A part of the processing liquid containing the high-boiling compound extracted from the bottom of the distillation column 21 is circulated to the bottom of the first distillation column through a pipe 214 branched from a discharge pipe 213 of the first distillation column can liquid pump 26. However, the remaining part is maintained at the bottom of the first distillation column 21 so as to keep the liquid level constant.
While being controlled by the liquid level control valve 29 provided in the discharge pipe 213, the liquid is drawn out of the system by the first distillation tower can liquid pump 26 through the pipe 212 and the discharge pipe 213 of the first distillation tower can liquid pump 26. It is. The amount of the high-boiling-point compound-containing treatment liquid withdrawn out of the system depends on the exhaust gas treatment flow rate in the first distillation column 21 and the operating temperature and pressure conditions of the first distillation column 21 described later. It is preferably about 1 to 3% by weight of the total amount of exhaust gas introduced into one distillation column 21. Therefore, this high-boiling-point compound-containing treatment liquid has a considerably high BOD value or COD value. However, when the treatment flow rate of the exhaust gas in the first distillation column 21 is small, it can be directly discarded. . However, from the viewpoint of preventing pollution, it is preferable to perform pollution-free treatment by supplying the wastewater to a known suitable wastewater treatment facility such as an activated sludge treatment facility or a waste liquid combustion treatment facility, or by handing it over to a waste disposal company. On the other hand, an exhaust gas containing the low-boiling compound and the vapor of the processing liquid is discharged from the top of the first distillation column 21, and is introduced into a lower portion of the second distillation column 22 through a pipe 215.

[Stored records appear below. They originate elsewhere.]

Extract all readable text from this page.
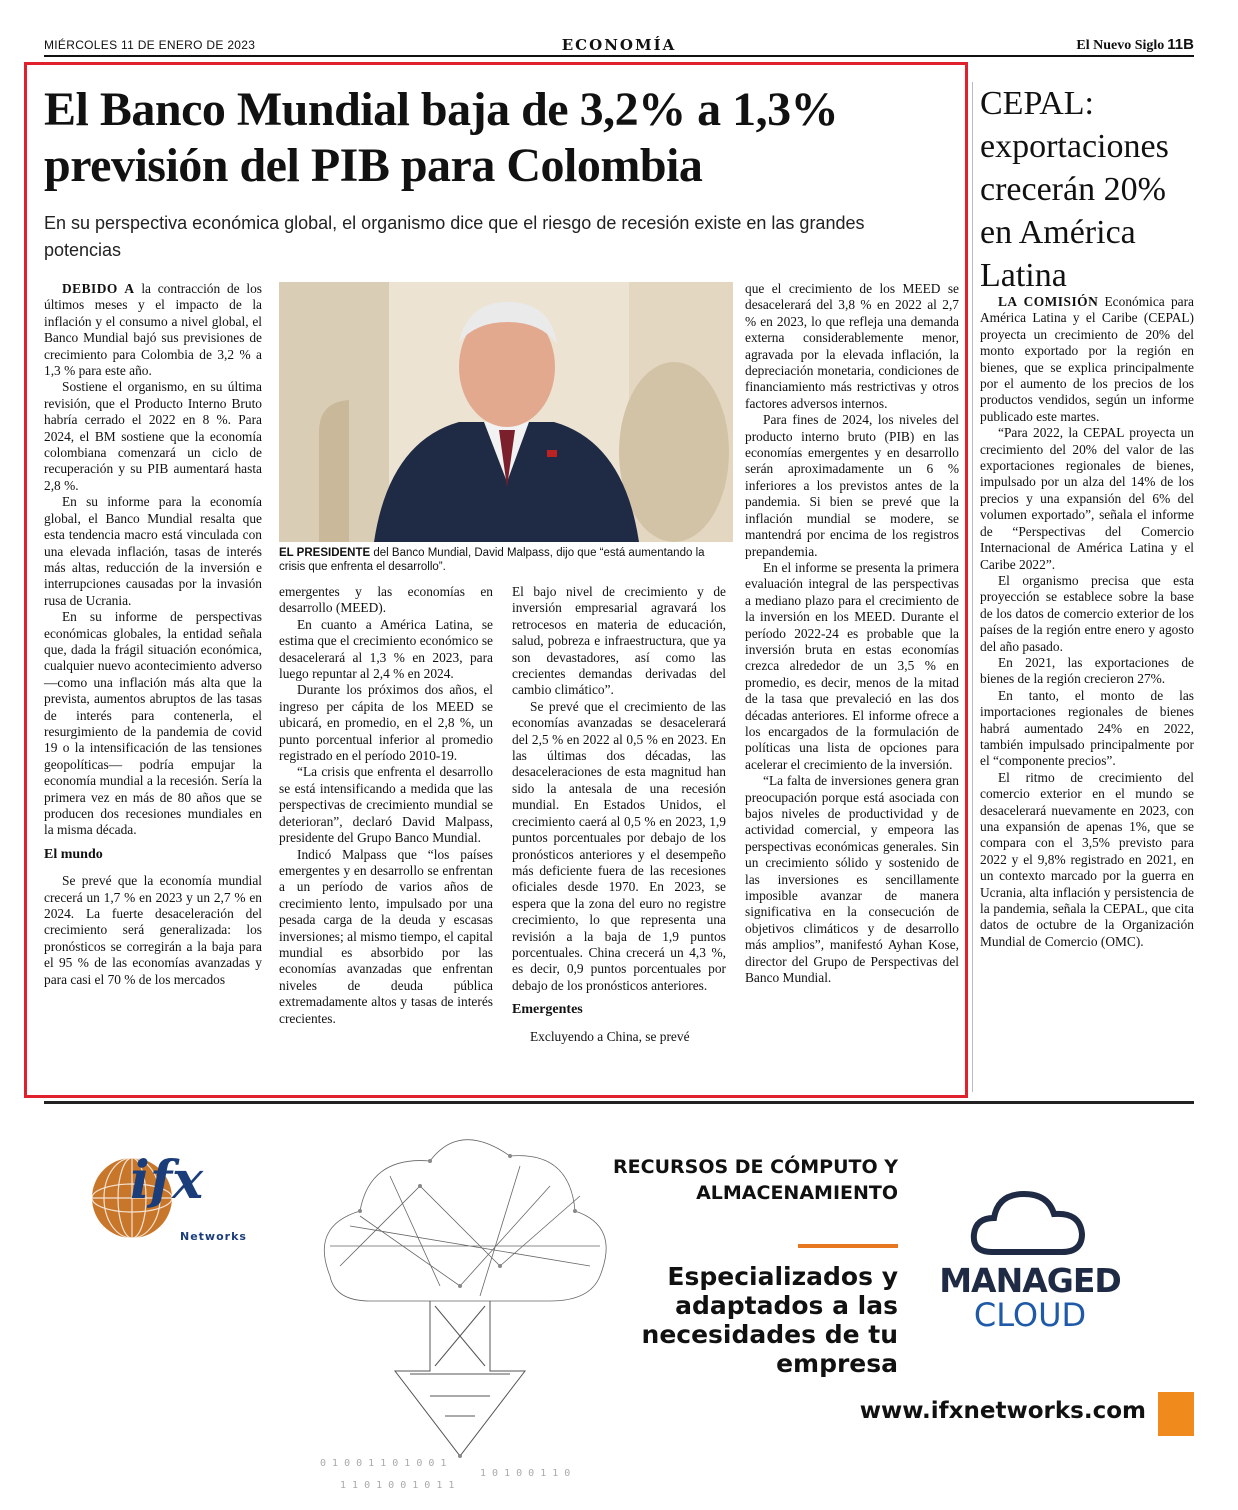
MIÉRCOLES 11 DE ENERO DE 2023	ECONOMÍA	El Nuevo Siglo 11B
El Banco Mundial baja de 3,2% a 1,3% previsión del PIB para Colombia
En su perspectiva económica global, el organismo dice que el riesgo de recesión existe en las grandes potencias

DEBIDO A la contracción de los últimos meses y el impacto de la inflación y el consumo a nivel global, el Banco Mundial bajó sus previsiones de crecimiento para Colombia de 3,2 % a 1,3 % para este año.

Sostiene el organismo, en su última revisión, que el Producto Interno Bruto habría cerrado el 2022 en 8 %. Para 2024, el BM sostiene que la economía colombiana comenzará un ciclo de recuperación y su PIB aumentará hasta 2,8 %.

En su informe para la economía global, el Banco Mundial resalta que esta tendencia macro está vinculada con una elevada inflación, tasas de interés más altas, reducción de la inversión e interrupciones causadas por la invasión rusa de Ucrania.

En su informe de perspectivas económicas globales, la entidad señala que, dada la frágil situación económica, cualquier nuevo acontecimiento adverso —como una inflación más alta que la prevista, aumentos abruptos de las tasas de interés para contenerla, el resurgimiento de la pandemia de covid 19 o la intensificación de las tensiones geopolíticas— podría empujar la economía mundial a la recesión. Sería la primera vez en más de 80 años que se producen dos recesiones mundiales en la misma década.

El mundo

Se prevé que la economía mundial crecerá un 1,7 % en 2023 y un 2,7 % en 2024. La fuerte desaceleración del crecimiento será generalizada: los pronósticos se corregirán a la baja para el 95 % de las economías avanzadas y para casi el 70 % de los mercados

EL PRESIDENTE del Banco Mundial, David Malpass, dijo que “está aumentando la crisis que enfrenta el desarrollo”.

emergentes y las economías en desarrollo (MEED).

En cuanto a América Latina, se estima que el crecimiento económico se desacelerará al 1,3 % en 2023, para luego repuntar al 2,4 % en 2024.

Durante los próximos dos años, el ingreso per cápita de los MEED se ubicará, en promedio, en el 2,8 %, un punto porcentual inferior al promedio registrado en el período 2010-19.

“La crisis que enfrenta el desarrollo se está intensificando a medida que las perspectivas de crecimiento mundial se deterioran”, declaró David Malpass, presidente del Grupo Banco Mundial.

Indicó Malpass que “los países emergentes y en desarrollo se enfrentan a un período de varios años de crecimiento lento, impulsado por una pesada carga de la deuda y escasas inversiones; al mismo tiempo, el capital mundial es absorbido por las economías avanzadas que enfrentan niveles de deuda pública extremadamente altos y tasas de interés crecientes.

El bajo nivel de crecimiento y de inversión empresarial agravará los retrocesos en materia de educación, salud, pobreza e infraestructura, que ya son devastadores, así como las crecientes demandas derivadas del cambio climático”.

Se prevé que el crecimiento de las economías avanzadas se desacelerará del 2,5 % en 2022 al 0,5 % en 2023. En las últimas dos décadas, las desaceleraciones de esta magnitud han sido la antesala de una recesión mundial. En Estados Unidos, el crecimiento caerá al 0,5 % en 2023, 1,9 puntos porcentuales por debajo de los pronósticos anteriores y el desempeño más deficiente fuera de las recesiones oficiales desde 1970. En 2023, se espera que la zona del euro no registre crecimiento, lo que representa una revisión a la baja de 1,9 puntos porcentuales. China crecerá un 4,3 %, es decir, 0,9 puntos porcentuales por debajo de los pronósticos anteriores.

Emergentes

Excluyendo a China, se prevé

que el crecimiento de los MEED se desacelerará del 3,8 % en 2022 al 2,7 % en 2023, lo que refleja una demanda externa considerablemente menor, agravada por la elevada inflación, la depreciación monetaria, condiciones de financiamiento más restrictivas y otros factores adversos internos.

Para fines de 2024, los niveles del producto interno bruto (PIB) en las economías emergentes y en desarrollo serán aproximadamente un 6 % inferiores a los previstos antes de la pandemia. Si bien se prevé que la inflación mundial se modere, se mantendrá por encima de los registros prepandemia.

En el informe se presenta la primera evaluación integral de las perspectivas a mediano plazo para el crecimiento de la inversión en los MEED. Durante el período 2022-24 es probable que la inversión bruta en estas economías crezca alrededor de un 3,5 % en promedio, es decir, menos de la mitad de la tasa que prevaleció en las dos décadas anteriores. El informe ofrece a los encargados de la formulación de políticas una lista de opciones para acelerar el crecimiento de la inversión.

“La falta de inversiones genera gran preocupación porque está asociada con bajos niveles de productividad y de actividad comercial, y empeora las perspectivas económicas generales. Sin un crecimiento sólido y sostenido de las inversiones es sencillamente imposible avanzar de manera significativa en la consecución de objetivos climáticos y de desarrollo más amplios”, manifestó Ayhan Kose, director del Grupo de Perspectivas del Banco Mundial.

CEPAL: exportaciones crecerán 20% en América Latina

LA COMISIÓN Económica para América Latina y el Caribe (CEPAL) proyecta un crecimiento de 20% del monto exportado por la región en bienes, que se explica principalmente por el aumento de los precios de los productos vendidos, según un informe publicado este martes.

“Para 2022, la CEPAL proyecta un crecimiento del 20% del valor de las exportaciones regionales de bienes, impulsado por un alza del 14% de los precios y una expansión del 6% del volumen exportado”, señala el informe de “Perspectivas del Comercio Internacional de América Latina y el Caribe 2022”.

El organismo precisa que esta proyección se establece sobre la base de los datos de comercio exterior de los países de la región entre enero y agosto del año pasado.

En 2021, las exportaciones de bienes de la región crecieron 27%.

En tanto, el monto de las importaciones regionales de bienes habrá aumentado 24% en 2022, también impulsado principalmente por el “componente precios”.

El ritmo de crecimiento del comercio exterior en el mundo se desacelerará nuevamente en 2023, con una expansión de apenas 1%, que se compara con el 3,5% previsto para 2022 y el 9,8% registrado en 2021, en un contexto marcado por la guerra en Ucrania, alta inflación y persistencia de la pandemia, señala la CEPAL, que cita datos de octubre de la Organización Mundial de Comercio (OMC).

ifx
Networks
0 1 0 0 1 1 0 1 0 0 1
1 0 1 0 0 1 1 0
1 1 0 1 0 0 1 0 1 1
RECURSOS DE CÓMPUTO Y ALMACENAMIENTO
Especializados y adaptados a las necesidades de tu empresa
MANAGED
CLOUD
www.ifxnetworks.com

The operating pressure in the first distillation column 21 is not particularly limited. Therefore, the first distillation column 21 can be operated under reduced pressure or under increased pressure. However, in the case of the reduced pressure operation, a decompression equipment such as a vacuum pump is required. Since the equipment cost is large, such as a demand for pressure resistance, the method of the present invention is preferably operated at a normal pressure of 0 to 0.2 kg / cm ² G. The operating temperature in the first distillation column 21 is, as described above, the amount of the exhaust gas introduced into the first distillation column 21 at the above-mentioned operating pressure, as described above.
It may be appropriately selected so that it can be separated into a treatment liquid containing a high-boiling compound of about% by weight and a remaining exhaust gas containing a vapor of the low-boiling compound and the treatment liquid. That is, the first
The operation temperature of the distillation column 21 should be selected in consideration of the treatment flow rate and composition of the exhaust gas, the operation pressure condition, and the like so that the above-described separation can be performed. When operating at a bottom temperature of 100 to 12
It is desirable that the temperature is 0 ° C and the tower top temperature is 100 to 105 ° C. When the operating temperature of the first distillation column 21 is out of this range,
This is not preferable because the above separation becomes insufficient.

Next, the second distillation column 22 is passed through a pipe 215.
The exhaust gas containing the low-boiling compound and the vapor of the processing liquid introduced into the lower part of the column is brought into countercurrent contact with the reflux liquid flowing down from the upper part while ascending in the second distillation column 22. As a result of this contact treatment, the vapor of the treatment liquid containing a low-boiling compound is distilled off from the top of the second distillation column 22.
The refrigerant is guided to the condenser 23 through 25 and is condensed by a refrigerant, for example, cooling water flowing through the pipes 231 and 232. The condensate, that is, the treatment liquid containing a low-boiling compound, is further led to the gas-liquid separator 24 through the pipe 226, where the non-condensable gas is separated.
7, a part thereof is returned to the upper part of the second distillation column 22 as a reflux liquid by the pump 28 through the pipe 228 and the pipe 229. Then, the remaining condensate, that is, the low-boiling-point compound-containing treatment liquid is drawn out of the system by the pump 28 through the pipes 227 and 228. Further, the above-mentioned non-condensable gas is also drawn out of the system through the pipe 241.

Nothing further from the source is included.